Jump to content

Find differences in Arrays, String; _Diff


ParoXsitiC
 Share

Recommended Posts

Note: I am in no way the author of this function; I just modified it from another.

The original function (_GetIntersection) by BugFix is located here: Compare Arrays, Strings; _GetIntersection

Benchmarks:

_Diff vs _ArrayDiff vs _Array1PullCommon

_ArrayDiff (Author: PsaltyDS, Download Here)

_Array1PullCommon (Author: blindwig, Download Here)

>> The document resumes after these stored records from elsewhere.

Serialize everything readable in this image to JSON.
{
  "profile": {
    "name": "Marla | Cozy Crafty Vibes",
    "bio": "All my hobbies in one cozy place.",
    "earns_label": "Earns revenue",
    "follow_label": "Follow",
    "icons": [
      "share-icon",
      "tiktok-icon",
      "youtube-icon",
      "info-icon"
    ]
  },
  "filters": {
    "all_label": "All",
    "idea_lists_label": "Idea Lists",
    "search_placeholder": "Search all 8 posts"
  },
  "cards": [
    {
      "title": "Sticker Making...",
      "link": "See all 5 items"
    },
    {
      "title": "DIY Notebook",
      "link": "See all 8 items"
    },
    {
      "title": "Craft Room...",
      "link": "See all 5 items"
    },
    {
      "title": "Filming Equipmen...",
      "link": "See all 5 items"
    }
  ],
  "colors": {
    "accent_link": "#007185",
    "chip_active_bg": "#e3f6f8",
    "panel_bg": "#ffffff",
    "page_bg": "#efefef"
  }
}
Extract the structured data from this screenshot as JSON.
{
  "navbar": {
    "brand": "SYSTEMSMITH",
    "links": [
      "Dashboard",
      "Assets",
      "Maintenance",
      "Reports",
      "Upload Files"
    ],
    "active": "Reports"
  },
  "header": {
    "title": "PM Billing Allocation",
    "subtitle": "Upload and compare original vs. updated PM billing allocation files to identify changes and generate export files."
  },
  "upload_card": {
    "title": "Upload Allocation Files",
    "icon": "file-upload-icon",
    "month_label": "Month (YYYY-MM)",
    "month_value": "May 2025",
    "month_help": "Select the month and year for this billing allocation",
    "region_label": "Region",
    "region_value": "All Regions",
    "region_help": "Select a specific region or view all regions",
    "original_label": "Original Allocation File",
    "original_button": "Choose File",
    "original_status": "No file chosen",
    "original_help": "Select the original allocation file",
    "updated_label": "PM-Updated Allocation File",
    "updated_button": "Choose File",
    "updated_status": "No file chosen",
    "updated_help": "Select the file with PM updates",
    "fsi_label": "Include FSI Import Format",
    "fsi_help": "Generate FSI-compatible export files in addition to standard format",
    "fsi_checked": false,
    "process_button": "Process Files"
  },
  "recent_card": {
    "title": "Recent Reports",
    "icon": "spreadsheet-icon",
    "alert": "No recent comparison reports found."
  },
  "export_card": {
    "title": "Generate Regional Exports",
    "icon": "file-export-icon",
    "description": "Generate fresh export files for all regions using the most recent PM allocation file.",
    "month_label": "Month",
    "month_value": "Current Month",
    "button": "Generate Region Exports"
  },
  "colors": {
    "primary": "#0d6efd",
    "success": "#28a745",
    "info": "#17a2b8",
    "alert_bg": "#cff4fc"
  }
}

Note: _Array1PullCommon was edited to return only an array that had unique values from array 2, also the GUI statements were stripped

Small vs Big
506  : _Diff 
791  : ArrayDiff 
1775 : _Array1PullCommon 

Big vs Small
3141 : _Diff 
1922 : ArrayDiff 
1685 : _Array1PullCommon 

Big vs Big
6797    : _Diff 
*       : ArrayDiff 
3296    : _Array1PullCommon

Remarks: Big refers to an array with 20,000 elements, Small refers to an array with 20. Each benchmark ran 10 times and averaged.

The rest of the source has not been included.